How many people love music
Personality congruence: This is why people love certain music
Some like Beyoncé, others Taylor Swift, the next Ozzy Osbourne or Elton John. Because the fans love their music? Not only. Because the taste for a certain interpreter is not only based on the music style, but also on the publicly perceived personality of the musician, report social psychologists around David Greenberg from the Israeli Bar Ilan University in Ramat Gan in the journal »Journal of Personality and Social Psychology «. If your own personality traits are similar to those of a musician, this probably contributes to a preference for his pieces.
The researchers carried out a total of three studies and questioned more than 80,000 test subjects. To do this, they made a list of over 50 singers and bands from various Western musical styles. However, the scientists did not create a psychological profile of the celebrities themselves based on their personality traits. Such remote diagnosis would also be frowned upon among experts. Rather, Greenberg and his colleagues have documented the publicly perceptible personality of the stars. On the other hand, the psychologists not only asked the test participants about their preferred musical taste, including favorite singers, but also determined their personality traits. They also checked their reactions to the music and the lyrics themselves. Conclusion of the three studies: People love musicians who have a personality profile similar to that of themselves.
This article is contained in Spectrum Psychology, 6/2020 (November / December)

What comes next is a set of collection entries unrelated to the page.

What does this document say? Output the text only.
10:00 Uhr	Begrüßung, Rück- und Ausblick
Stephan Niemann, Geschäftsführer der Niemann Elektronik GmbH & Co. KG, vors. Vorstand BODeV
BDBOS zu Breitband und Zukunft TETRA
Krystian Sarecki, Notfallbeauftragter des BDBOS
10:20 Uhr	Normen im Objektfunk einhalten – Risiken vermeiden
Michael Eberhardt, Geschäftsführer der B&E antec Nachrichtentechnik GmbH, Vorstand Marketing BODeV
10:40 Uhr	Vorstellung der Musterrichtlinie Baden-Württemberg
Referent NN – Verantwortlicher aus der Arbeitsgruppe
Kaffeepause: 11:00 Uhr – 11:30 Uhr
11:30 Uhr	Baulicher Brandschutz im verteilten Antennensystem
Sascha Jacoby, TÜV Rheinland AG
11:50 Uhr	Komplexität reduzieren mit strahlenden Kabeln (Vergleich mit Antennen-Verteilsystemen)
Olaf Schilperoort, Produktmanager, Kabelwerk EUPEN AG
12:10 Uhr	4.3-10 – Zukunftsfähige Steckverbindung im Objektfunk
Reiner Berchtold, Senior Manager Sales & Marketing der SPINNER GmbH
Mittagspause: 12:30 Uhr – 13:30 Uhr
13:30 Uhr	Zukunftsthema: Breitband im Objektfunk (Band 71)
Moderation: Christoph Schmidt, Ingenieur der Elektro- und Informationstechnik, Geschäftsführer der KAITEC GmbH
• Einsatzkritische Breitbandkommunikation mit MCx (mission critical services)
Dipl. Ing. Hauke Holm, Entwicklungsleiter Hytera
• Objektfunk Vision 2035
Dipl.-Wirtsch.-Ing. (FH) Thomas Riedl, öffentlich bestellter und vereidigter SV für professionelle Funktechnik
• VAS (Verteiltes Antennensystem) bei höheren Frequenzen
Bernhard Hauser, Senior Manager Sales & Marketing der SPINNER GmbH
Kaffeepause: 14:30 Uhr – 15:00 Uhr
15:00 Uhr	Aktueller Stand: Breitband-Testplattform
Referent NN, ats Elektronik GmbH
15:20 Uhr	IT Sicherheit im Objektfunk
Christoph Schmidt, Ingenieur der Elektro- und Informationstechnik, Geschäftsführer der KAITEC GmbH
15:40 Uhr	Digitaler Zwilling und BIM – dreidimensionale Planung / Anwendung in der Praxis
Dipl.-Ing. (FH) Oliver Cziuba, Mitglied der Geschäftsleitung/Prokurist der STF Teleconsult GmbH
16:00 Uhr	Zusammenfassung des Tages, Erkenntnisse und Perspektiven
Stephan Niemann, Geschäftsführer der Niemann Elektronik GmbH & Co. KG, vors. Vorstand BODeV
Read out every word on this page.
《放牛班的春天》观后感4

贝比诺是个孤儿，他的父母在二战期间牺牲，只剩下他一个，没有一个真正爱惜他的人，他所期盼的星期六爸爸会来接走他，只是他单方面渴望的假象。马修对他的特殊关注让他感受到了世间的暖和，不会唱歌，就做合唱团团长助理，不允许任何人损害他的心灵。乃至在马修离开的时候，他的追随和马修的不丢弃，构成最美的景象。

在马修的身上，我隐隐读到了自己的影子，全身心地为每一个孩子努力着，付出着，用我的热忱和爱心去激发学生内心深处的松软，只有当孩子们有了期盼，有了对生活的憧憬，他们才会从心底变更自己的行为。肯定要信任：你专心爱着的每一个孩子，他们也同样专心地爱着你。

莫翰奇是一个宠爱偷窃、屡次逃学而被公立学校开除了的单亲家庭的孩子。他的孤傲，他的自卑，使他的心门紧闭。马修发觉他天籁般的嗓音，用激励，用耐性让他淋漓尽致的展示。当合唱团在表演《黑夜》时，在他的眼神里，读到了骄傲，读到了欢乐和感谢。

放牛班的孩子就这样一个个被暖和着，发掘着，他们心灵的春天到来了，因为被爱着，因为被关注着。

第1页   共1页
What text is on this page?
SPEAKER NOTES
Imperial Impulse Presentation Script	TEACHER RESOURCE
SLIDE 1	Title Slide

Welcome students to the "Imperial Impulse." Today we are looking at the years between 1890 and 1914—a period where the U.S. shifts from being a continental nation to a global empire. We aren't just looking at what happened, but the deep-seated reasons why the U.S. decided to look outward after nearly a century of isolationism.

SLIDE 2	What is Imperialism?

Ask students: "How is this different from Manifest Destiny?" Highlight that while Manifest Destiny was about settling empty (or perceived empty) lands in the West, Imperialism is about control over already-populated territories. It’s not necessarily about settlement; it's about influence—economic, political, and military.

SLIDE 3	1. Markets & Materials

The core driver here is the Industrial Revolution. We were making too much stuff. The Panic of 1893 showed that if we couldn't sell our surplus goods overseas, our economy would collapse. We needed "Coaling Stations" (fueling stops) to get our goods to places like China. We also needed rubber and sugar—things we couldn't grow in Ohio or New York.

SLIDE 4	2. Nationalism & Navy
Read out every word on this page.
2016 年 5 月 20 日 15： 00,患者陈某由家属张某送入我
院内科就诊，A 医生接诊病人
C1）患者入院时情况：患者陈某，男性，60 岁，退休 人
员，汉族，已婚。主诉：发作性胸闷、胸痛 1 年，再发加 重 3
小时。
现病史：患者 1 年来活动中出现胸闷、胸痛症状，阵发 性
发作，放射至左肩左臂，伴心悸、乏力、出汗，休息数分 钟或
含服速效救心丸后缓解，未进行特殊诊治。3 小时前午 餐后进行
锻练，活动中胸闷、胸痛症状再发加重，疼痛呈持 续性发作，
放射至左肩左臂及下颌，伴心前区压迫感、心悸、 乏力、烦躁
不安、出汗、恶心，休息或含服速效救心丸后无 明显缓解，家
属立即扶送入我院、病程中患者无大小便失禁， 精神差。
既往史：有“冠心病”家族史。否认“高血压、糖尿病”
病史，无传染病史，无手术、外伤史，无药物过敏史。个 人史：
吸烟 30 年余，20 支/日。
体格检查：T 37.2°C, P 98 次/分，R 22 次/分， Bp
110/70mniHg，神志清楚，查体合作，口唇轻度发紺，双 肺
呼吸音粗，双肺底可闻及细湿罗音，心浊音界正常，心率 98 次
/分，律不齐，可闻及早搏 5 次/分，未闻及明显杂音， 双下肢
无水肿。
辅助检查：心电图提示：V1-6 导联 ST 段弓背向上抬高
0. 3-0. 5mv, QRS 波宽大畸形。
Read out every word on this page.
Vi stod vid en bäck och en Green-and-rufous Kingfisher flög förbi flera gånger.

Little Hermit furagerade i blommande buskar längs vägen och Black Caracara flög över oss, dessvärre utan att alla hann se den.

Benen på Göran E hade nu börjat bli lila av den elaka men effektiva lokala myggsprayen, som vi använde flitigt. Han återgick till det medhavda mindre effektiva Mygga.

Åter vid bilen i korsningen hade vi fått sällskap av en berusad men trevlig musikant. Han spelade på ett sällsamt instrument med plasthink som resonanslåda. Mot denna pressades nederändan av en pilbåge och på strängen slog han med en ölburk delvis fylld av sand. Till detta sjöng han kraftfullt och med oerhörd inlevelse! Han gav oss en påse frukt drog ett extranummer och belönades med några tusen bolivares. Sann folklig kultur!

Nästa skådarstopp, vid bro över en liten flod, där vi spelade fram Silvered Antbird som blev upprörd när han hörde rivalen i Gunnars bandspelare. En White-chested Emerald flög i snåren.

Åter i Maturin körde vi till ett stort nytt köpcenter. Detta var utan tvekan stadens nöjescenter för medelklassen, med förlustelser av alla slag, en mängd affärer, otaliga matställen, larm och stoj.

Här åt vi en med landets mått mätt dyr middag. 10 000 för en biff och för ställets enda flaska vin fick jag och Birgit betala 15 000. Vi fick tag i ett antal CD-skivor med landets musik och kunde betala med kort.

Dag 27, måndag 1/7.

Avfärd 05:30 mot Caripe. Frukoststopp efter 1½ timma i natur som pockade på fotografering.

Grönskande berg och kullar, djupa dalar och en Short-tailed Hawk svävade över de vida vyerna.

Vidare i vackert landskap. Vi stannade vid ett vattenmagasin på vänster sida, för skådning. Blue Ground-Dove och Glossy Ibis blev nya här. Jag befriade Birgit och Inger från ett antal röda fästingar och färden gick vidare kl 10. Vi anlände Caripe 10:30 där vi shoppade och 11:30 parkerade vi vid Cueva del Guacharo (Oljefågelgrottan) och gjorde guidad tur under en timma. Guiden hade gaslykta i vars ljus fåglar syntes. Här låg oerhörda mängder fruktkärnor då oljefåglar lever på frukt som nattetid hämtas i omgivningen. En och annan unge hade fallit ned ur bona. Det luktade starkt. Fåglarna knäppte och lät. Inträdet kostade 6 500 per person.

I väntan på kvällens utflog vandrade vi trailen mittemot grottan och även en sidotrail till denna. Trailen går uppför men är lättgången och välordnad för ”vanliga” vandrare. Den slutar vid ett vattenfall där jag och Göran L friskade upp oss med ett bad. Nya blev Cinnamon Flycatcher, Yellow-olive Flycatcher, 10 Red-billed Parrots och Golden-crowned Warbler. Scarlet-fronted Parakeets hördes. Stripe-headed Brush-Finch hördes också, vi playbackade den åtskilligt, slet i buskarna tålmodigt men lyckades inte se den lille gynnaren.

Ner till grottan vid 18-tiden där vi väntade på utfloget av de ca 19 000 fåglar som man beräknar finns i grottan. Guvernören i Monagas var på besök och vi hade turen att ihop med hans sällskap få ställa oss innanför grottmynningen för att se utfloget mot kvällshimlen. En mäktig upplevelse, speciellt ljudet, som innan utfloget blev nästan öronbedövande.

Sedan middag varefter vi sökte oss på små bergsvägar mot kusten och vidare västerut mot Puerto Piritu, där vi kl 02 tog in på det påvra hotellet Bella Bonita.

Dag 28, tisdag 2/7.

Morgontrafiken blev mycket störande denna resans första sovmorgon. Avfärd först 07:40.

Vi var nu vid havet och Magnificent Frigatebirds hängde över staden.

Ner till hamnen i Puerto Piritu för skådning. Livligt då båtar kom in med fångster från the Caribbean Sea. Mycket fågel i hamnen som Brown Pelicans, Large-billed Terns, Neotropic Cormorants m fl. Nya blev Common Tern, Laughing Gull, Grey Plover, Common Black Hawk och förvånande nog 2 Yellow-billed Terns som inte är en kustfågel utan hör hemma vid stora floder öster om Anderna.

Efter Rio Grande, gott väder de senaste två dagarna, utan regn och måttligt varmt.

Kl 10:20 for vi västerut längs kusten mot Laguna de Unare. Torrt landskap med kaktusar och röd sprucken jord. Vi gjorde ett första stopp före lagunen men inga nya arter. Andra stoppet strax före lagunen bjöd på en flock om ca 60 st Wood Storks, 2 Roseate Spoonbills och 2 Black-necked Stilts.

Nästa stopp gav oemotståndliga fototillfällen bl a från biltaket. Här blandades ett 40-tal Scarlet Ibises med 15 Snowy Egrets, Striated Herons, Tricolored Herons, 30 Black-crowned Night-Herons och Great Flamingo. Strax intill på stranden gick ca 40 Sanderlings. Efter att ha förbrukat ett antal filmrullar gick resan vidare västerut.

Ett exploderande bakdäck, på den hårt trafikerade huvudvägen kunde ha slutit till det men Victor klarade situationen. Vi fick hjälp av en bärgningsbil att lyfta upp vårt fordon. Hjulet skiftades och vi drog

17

Greenberg's researchers describe the phenomenon as the “self-congruity effect of music”. In this case, self-congruence means that one's own personality traits coincide with those of an interpreter. Therefore, musical preferences are also dependent on psychological and social factors, as the researchers emphasize. "The results can pave the way for new approaches by music companies or music management in order to reach and develop new audiences," says co-author Sandra Matz from Columbia Business School, according to a press release. For the music industry, however, this finding is unlikely to be a freshly revealed secret. For several decades, artists have been cast - keyword boygroup - and thus the image and appearance of singers are tailored to a special target group.